Yapı stoğu, bizde en fazla popülerize olan şey bu. Kentsel dönüşümün özünü oluşturuyor. Rant odaklı olabiliyor. Para kazanmak için müteahhitler bunu kullanabiliyor. Kentsel dönüşüm rant işine dönmemelidir. Konutun sağlam olması yetmiyor. Bizim sarsıntıya bir bütün olarak müdahale etmemiz lazım. Sarsıntıya hazır olmak asla yapı sorunu değildir. Bütüncül olmak lazım. 600 bin yapıyı zelzele dirençli hale getirmek lazım. Rezerv alanlarını hakikat görmüyorum. Sarsıntı beklenen ve alan verilen bir kentte, nüfusu arttırmayacaksınız ve yapı stoğunu arttırmayacaksınız. Bina yoğunluğunu artırmak en az oraya 1 ila 1,5 milyonun gelmesi demektir. Rezerv alanlarını biz, birtakımı konteyner ve prefabrik yerler yaptık. Her şeyi var. Yıkılacak yerlerdeki insanlara dedik ki sizi bir buçuk sene burada konuk edeceğiz dersek alkışlarlar ve kahraman olarak görürler. Rezerv alanları asla nüfus yoğunluğunu artıracak bina yoğunluğunu artıracak şey yapmamalı. İklim değişikliği var bir de önümüzdeki 50 seneyi düşünmemiz lazım.
“KİRLETİLMİŞ BİR ÇEVREYİ TEMİZLEYEMEZSİNİZ”
Çevre ve ekosistem, sağlıklı hayat şartlarıdır. Sarsıntı en büyük etraf felaketi oluşturuyor. Bir bina yıkılınca oluşan toz sıhhati etkiliyor. Onun dışında kanalizasyon tahrip oldu. Oradaki her şeyi götürüp gömdük. Onlardaki ziyanlı hususlar yağmur suyu ile o bölgede göllere denizlere yayıldı. Bugün o etrafta salgın hastalıklar kol geziyor. Binanız sağlam olsa ne olur. Kirletilmiş bir çevreyi temizleyemezsiniz. Çiftçi orada bir domates ektiğinde tutulan balık soframıza gelecek. Sarsıntı o anda ne kadar insanı öldürdüyse sonrasında etraf sebebiyle bize de ziyan verecek. Marmara’da oluşacak sarsıntı sonrasında oluşacak molozları ve tozları da bilmemiz gerekir. O molozlar nereye gömülecek bilinmesi lazım şimdiden. Onu bilmez ve yapmazsan hastalıklar öldürür. Daha zelzele olmadan bunlar planlanabilir. Bunlardan geri dönüşüm yapılması da kıymetli.
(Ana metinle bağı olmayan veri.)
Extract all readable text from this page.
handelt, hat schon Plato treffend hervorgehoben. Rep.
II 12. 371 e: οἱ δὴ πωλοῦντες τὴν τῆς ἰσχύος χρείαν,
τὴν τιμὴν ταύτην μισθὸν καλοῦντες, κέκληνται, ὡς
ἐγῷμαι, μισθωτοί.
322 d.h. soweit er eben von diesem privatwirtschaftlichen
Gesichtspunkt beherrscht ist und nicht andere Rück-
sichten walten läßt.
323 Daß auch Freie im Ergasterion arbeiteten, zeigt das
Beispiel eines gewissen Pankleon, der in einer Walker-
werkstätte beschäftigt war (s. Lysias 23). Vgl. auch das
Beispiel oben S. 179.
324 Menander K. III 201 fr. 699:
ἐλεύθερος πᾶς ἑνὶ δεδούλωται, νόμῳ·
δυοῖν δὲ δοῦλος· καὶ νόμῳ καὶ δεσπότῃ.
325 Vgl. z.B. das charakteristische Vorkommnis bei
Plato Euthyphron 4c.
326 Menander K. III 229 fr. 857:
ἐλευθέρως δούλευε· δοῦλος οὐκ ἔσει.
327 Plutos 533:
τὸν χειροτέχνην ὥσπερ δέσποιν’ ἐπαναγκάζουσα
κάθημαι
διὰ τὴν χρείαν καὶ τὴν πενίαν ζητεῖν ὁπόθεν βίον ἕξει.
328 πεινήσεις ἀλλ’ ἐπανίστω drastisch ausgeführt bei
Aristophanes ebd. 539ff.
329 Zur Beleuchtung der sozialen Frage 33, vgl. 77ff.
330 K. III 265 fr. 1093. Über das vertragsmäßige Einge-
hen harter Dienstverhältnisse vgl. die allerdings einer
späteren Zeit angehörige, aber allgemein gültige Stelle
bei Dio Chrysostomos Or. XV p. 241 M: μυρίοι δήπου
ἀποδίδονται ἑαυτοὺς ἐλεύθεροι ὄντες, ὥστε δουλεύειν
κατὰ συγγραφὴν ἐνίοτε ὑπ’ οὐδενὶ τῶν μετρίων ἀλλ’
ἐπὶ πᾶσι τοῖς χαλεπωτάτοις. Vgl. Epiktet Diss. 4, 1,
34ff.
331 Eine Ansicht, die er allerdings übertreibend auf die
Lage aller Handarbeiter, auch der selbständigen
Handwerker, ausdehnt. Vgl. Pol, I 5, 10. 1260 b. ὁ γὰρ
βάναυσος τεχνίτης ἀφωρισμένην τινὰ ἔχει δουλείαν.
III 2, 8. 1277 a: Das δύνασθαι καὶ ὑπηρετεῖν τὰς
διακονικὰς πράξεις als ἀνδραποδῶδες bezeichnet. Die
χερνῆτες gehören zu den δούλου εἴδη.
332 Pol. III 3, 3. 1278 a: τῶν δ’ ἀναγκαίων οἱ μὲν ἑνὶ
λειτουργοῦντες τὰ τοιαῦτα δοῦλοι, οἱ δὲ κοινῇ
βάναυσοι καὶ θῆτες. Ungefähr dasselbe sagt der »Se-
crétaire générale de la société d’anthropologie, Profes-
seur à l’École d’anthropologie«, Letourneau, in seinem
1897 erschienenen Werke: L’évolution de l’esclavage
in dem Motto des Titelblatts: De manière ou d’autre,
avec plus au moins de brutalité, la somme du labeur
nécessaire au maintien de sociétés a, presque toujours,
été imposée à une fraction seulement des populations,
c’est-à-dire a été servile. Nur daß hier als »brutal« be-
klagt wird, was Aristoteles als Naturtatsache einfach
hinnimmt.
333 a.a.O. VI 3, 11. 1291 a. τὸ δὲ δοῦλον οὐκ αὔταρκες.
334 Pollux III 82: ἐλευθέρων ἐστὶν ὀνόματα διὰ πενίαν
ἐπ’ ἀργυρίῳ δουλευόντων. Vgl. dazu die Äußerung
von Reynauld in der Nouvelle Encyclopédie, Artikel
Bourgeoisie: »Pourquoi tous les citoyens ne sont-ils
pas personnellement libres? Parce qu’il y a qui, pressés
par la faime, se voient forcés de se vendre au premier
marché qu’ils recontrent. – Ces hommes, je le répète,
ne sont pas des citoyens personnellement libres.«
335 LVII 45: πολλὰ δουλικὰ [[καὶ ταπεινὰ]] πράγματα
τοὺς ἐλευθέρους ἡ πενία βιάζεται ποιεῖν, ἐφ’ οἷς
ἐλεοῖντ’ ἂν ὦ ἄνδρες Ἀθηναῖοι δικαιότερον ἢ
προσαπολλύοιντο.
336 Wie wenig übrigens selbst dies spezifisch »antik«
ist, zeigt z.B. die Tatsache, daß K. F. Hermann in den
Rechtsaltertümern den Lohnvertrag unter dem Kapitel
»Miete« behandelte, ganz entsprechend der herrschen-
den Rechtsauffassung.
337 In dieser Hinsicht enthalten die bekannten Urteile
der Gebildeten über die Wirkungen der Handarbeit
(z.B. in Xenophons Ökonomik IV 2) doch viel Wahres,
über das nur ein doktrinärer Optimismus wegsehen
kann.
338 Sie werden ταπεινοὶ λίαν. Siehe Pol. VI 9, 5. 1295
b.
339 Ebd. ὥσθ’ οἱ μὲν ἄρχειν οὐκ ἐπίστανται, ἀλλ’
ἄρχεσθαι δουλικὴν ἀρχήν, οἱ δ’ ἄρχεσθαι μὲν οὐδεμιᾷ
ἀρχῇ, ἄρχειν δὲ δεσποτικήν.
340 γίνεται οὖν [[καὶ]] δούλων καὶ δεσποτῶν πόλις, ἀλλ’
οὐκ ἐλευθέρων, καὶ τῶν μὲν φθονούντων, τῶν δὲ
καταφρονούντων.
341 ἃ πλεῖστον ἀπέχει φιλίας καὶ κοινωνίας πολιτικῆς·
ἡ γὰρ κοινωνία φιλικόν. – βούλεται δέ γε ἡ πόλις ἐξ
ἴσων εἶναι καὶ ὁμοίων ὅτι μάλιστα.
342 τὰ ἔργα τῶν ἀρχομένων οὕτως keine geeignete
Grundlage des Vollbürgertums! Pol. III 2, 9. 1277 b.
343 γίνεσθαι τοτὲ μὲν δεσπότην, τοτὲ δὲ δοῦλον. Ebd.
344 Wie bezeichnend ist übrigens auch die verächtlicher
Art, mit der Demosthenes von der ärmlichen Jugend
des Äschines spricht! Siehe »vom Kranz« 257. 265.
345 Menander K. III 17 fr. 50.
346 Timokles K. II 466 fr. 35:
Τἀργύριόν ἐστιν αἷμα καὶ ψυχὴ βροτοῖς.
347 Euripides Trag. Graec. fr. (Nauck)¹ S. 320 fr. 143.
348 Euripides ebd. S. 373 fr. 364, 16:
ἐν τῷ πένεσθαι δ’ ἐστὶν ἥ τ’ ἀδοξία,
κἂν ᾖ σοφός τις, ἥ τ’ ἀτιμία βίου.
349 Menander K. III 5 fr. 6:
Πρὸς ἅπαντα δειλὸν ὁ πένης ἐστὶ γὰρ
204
“SANAYİMİZ SARSINTIYA HAZIR DEĞİL”
Ekonomi, konusunda ise Marmara’da sarsıntı olursa endüstrinin birçok durur. İstanbul Anadolu’yu ayağa kaldırır. Lakin Anadolu İstanbul’un iktisadına yetemez. Bu bizim siyasi bağımsızlığımızı da tesirler. Borç alan talimat alır. Bizim endüstrimizin sarsıntıya hazırlıklı olması lazım. Endüstrimiz zelzeleye hazır değil. Bir kenti sarsıntıya hazırlık konusunda en son şey yapı stoğu. Doğruları çıplak söyleyen biri olarak Sayın Bakanı gördüm. Yaşama bütüncül olur. Her şey bir bütündür. Hala daha sarsıntıya çok itidalli bakılıyor. Bağımsızlığımızı devam ettirmek için sarsıntıyla baş etmeliyiz. Bir bakanlık olacak ve o bakanlığa çok önemli bir bütçe verip, 15 sene dişini sıkıp siyaset üstü bir siyaset izleyeceksin. Yıllık planlarla programlarla 5 yıllık planlarla takır takır çalışılmalı.